Et si on parlait Primeurs 2016
Et si on parlait Primeurs 2016
Publié le vendredi 07 avril 2017

Et si on parlait Primeurs 2016

Cette semaine de Primeurs 2016 s'achève aujourd'hui sous un merveilleux soleil Girondin.

Elvire vous a expliqué vendredi dernier en quoi consistent les ventes en Primeur. Il est temps à présent de parler du millésime 2016 et de poser les tendances.

Avant toute chose il est important de revenir sur la notion de millésime.

Définition

Sur une étiquette, une mention n'est pas obligatoire : le millésime. En effet, il est tout à fait possible de faire un vin sans millésime. De nombreuses maisons de Champagne en proposent d'ailleurs. Dans ce cas-là, plusieurs vendanges seront assemblées pour produire un vin.

À Bordeaux, il est de tradition de faire des vins millésimés. Chaque Millésime a son caractère, sa tendance.

Pour produire un vin, trois éléments sont indispensables :

- le terroir = le sol

- le climat = le millésime

- l'homme = la technique

Le climat définit donc une tendance. C'est d'ailleurs pour cette raison que l'on entend souvent dire C'est dans les « mauvais millésimes que l'on voit les grands vignerons ».

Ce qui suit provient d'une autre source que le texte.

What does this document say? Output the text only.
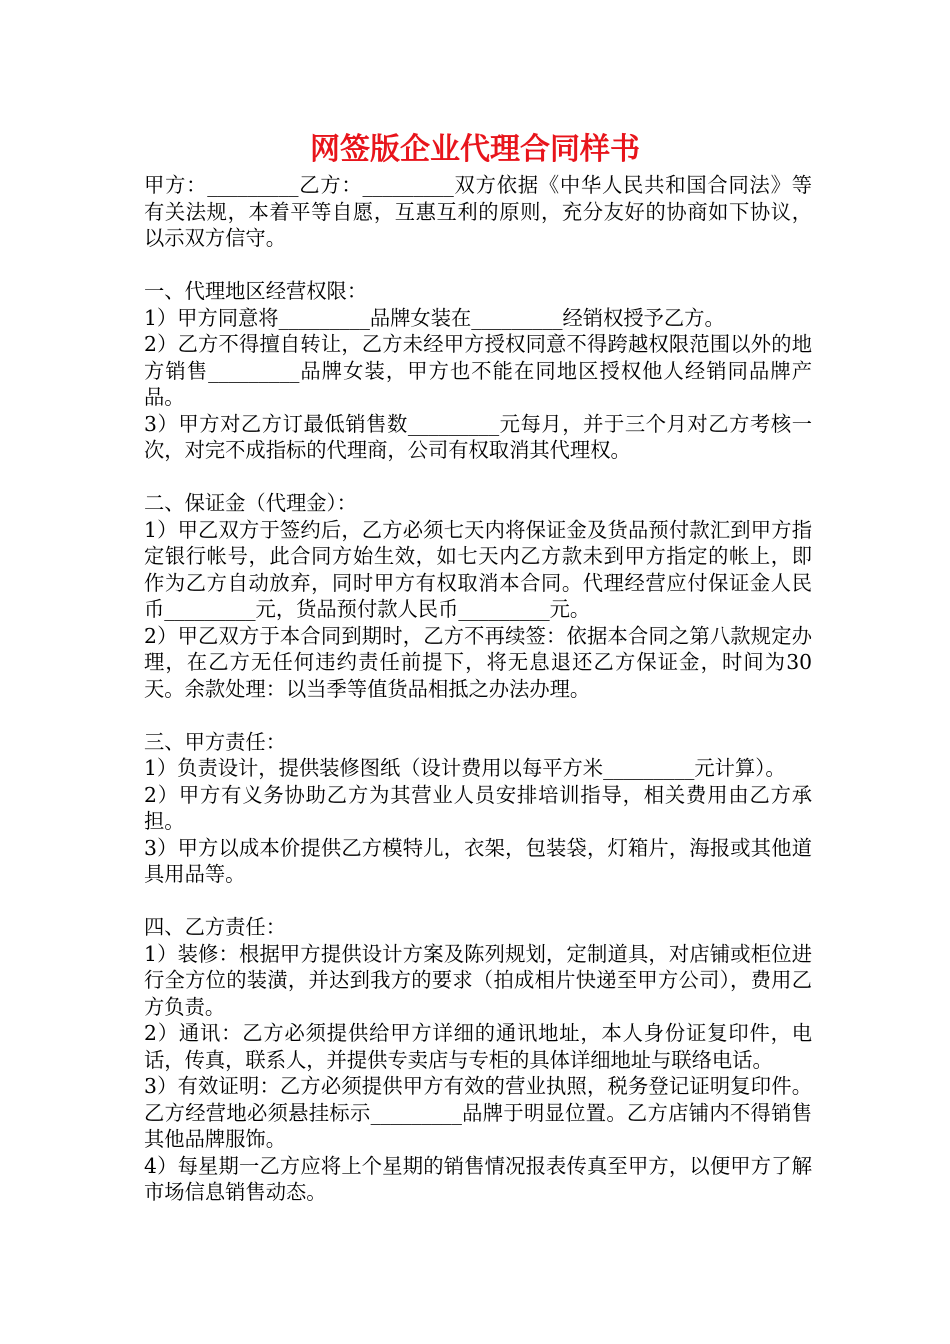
网签版企业代理合同样书

甲方：_________乙方：_________双方依据《中华人民共和国合同法》等有关法规，本着平等自愿，互惠互利的原则，充分友好的协商如下协议，以示双方信守。

一、代理地区经营权限：

1）甲方同意将_________品牌女装在_________经销权授予乙方。

2）乙方不得擅自转让，乙方未经甲方授权同意不得跨越权限范围以外的地方销售_________品牌女装，甲方也不能在同地区授权他人经销同品牌产品。

3）甲方对乙方订最低销售数_________元每月，并于三个月对乙方考核一次，对完不成指标的代理商，公司有权取消其代理权。

二、保证金（代理金）：

1）甲乙双方于签约后，乙方必须七天内将保证金及货品预付款汇到甲方指定银行帐号，此合同方始生效，如七天内乙方款未到甲方指定的帐上，即作为乙方自动放弃，同时甲方有权取消本合同。代理经营应付保证金人民币_________元，货品预付款人民币_________元。

2）甲乙双方于本合同到期时，乙方不再续签：依据本合同之第八款规定办理，在乙方无任何违约责任前提下，将无息退还乙方保证金，时间为30天。余款处理：以当季等值货品相抵之办法办理。

三、甲方责任：

1）负责设计，提供装修图纸（设计费用以每平方米_________元计算）。

2）甲方有义务协助乙方为其营业人员安排培训指导，相关费用由乙方承担。

3）甲方以成本价提供乙方模特儿，衣架，包装袋，灯箱片，海报或其他道具用品等。

四、乙方责任：

1）装修：根据甲方提供设计方案及陈列规划，定制道具，对店铺或柜位进行全方位的装潢，并达到我方的要求（拍成相片快递至甲方公司），费用乙方负责。

2）通讯：乙方必须提供给甲方详细的通讯地址，本人身份证复印件，电话，传真，联系人，并提供专卖店与专柜的具体详细地址与联络电话。

3）有效证明：乙方必须提供甲方有效的营业执照，税务登记证明复印件。乙方经营地必须悬挂标示_________品牌于明显位置。乙方店铺内不得销售其他品牌服饰。

4）每星期一乙方应将上个星期的销售情况报表传真至甲方，以便甲方了解市场信息销售动态。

Retrouvez ici le tableau des millésimes :

• Caractéristiques 2016

2016 a été une année très stressante pour les viticulteurs Bordelais ; Beaucoup de pluie au Printemps (+25% de pluies sur la même période par rapport à la moyenne générale) et beaucoup de sècheresse sur l'été (-25% d'humidité par rapport à la moyenne générale). Même-si au global on peut se dire que ces deux ratios s'annulent, ces conditions ont beaucoup stressé la vigne (et le viticulteur par définition :-) ).

Les vendanges ont été relativement tardives (en octobre pour la plupart des rouges) afin de profiter des belles journées ensoleillées de Septembre. Relativement car c'est en fait une date de vendanges normale.

Un millésime prometteur

Que ce soit sur la rive gauche de Bordeaux, ou bien sur la droite, le millésime 2016 est vraiment prometteur.

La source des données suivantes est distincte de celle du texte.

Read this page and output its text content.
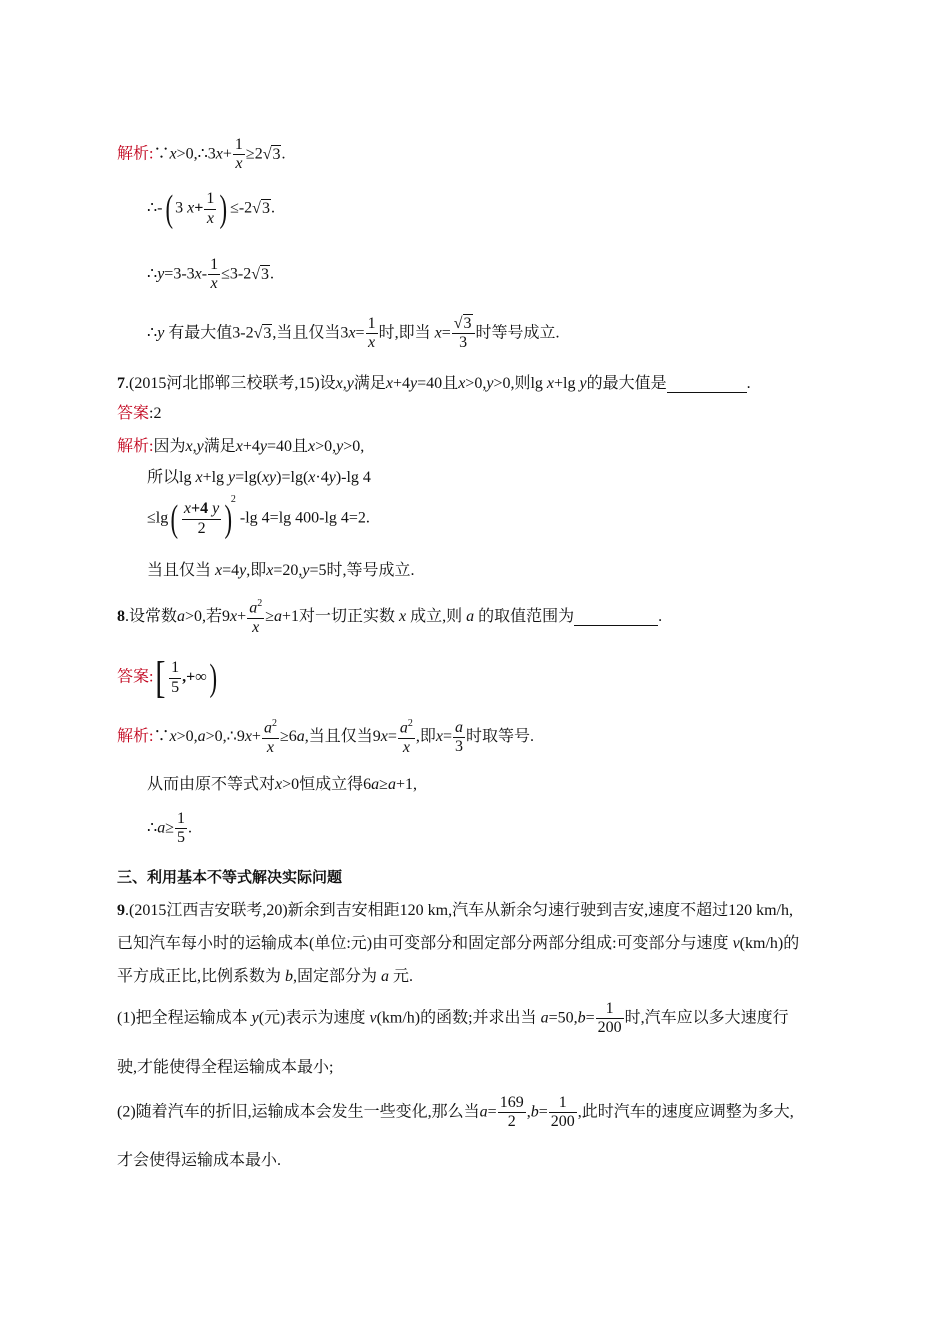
解析:∵x>0,∴3x+ $\frac{1}{x} \ge 2√3$.
∴-( 3 $x+ \frac{1}{x}$ ) ≤-2√3.
∴y=3-3x- $\frac{1}{x} \le 3-2√3$.
∴y 有最大值3-2√3,当且仅当$3x= \frac{1}{x}$ 时,即当 $x= \frac{√3}{3}$ 时等号成立.
7.(2015河北邯郸三校联考,15)设x,y满足x+4y=40且x>0,y>0,则lg x+lg y的最大值是	.
答案:2
解析:因为x,y满足x+4y=40且x>0,y>0,
所以lg x+lg y=lg(xy)=lg(x·4y)-lg 4
$\le\lg( \frac{x+4 y}{2} )^2-\lg$ 4=lg 400-lg 4=2.
当且仅当 x=4y,即x=20,y=5时,等号成立.
8.设常数a>0,若$9x+ \frac{a^2}{x} \ge a+1$对一切正实数 x 成立,则 a 的取值范围为	.
答案:[ $\frac{1}{5}$ ,+∞)
解析:∵x>0,a>0,∴9x+ $\frac{a^2}{x} \ge 6a$,当且仅当$9x= \frac{a^2}{x}$ ,即$x= \frac{a}{3}$ 时取等号.
从而由原不等式对x>0恒成立得6a≥a+1,
∴a≥ $\frac{1}{5}$ .
三、利用基本不等式解决实际问题
9.(2015江西吉安联考,20)新余到吉安相距120 km,汽车从新余匀速行驶到吉安,速度不超过120 km/h,
已知汽车每小时的运输成本(单位:元)由可变部分和固定部分两部分组成:可变部分与速度 v(km/h)的
平方成正比,比例系数为 b,固定部分为 a 元.
(1)把全程运输成本 y(元)表示为速度 v(km/h)的函数;并求出当 $a=50,b= \frac{1}{200}$ 时,汽车应以多大速度行
驶,才能使得全程运输成本最小;
(2)随着汽车的折旧,运输成本会发生一些变化,那么当$a= \frac{169}{2} ,b= \frac{1}{200}$ ,此时汽车的速度应调整为多大,
才会使得运输成本最小.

Tous les vignerons bordelais s'accordent à dire que 2016 est une année exceptionnelle du point du vue qualitatif. Certes, vous dégustez les premiers jus pendant les primeurs comme nous avons eu l'occasion de le faire cette semaine, et vous trouverez sans doute le 2016 assez discret mais tout en rondeur et en finesse. C'est là que réside la force de ce millésime prometteur. Le 2016 ne s'annonce pas solaire comme le 2015 a pu l'être, à l'inverse il sera très voluptueux avec des tanins remarquablement fondus et une capacité à vieillir au-delà de ce que nous pourrions imaginer avec les millésimes précédents.

Comment pouvons-nous savoir tout ça avec simplement un petit aperçu des jus à peine mis en barrique ? Et bien c'est effectivement une projection que toute la vinisphère se doit de faire pour pouvoir ensuite décider du sort du millésime, propriété par propriété.

C'est là tout l'enjeu de ces primeurs qui sont décriés par certains mais dont le rituel permet de vendre sur la place de Bordeaux, à l'avance, une grosse partie des stocks et de faire de la trésorerie indispensable pour les châteaux, petits comme grands.

Si nous devions vous donner 3 mots clés du millésime 2016 ?

Velours, gourmand, rondeur.

Bien sûr cela n'est qu'une image à l'instant T mais ce sont clairement des sensations communes aux différentes appellations bordelais que nous avons dégusté durant cette longue semaine parsemée de nombreux événements au cœur des propriétés car les primeurs sont avant tout une fête où vignerons, négociants, journalistes et tous ceux qui participent à la vinosphère, se retrouvent pour partager leurs opinions sur le vin mais ce sont aussi des moments où des confidences se font sur le futur de certaines propriétés, sur la vision de tel ou tel maître de chai, sur les tendances de techniques agricoles… bref c'est une foire géante à l'échange et à la dégustation.

Vous retrouverez les premières bouteilles de ce millésime, en blanc, dans quelques semaines pour les vins qui ne vieillissent pas en barrique, quelques mois pour les autres (avant la fin de l'année pour les blancs en barrique et pas avant 1 à 2 ans pour les longues gardes des vins rouges (12 à 24mois).

Et ce seront au final les consommateurs qui pourront juger sur pièce si ce millésime est effectivement aussi grandiose qu'on l'annonce.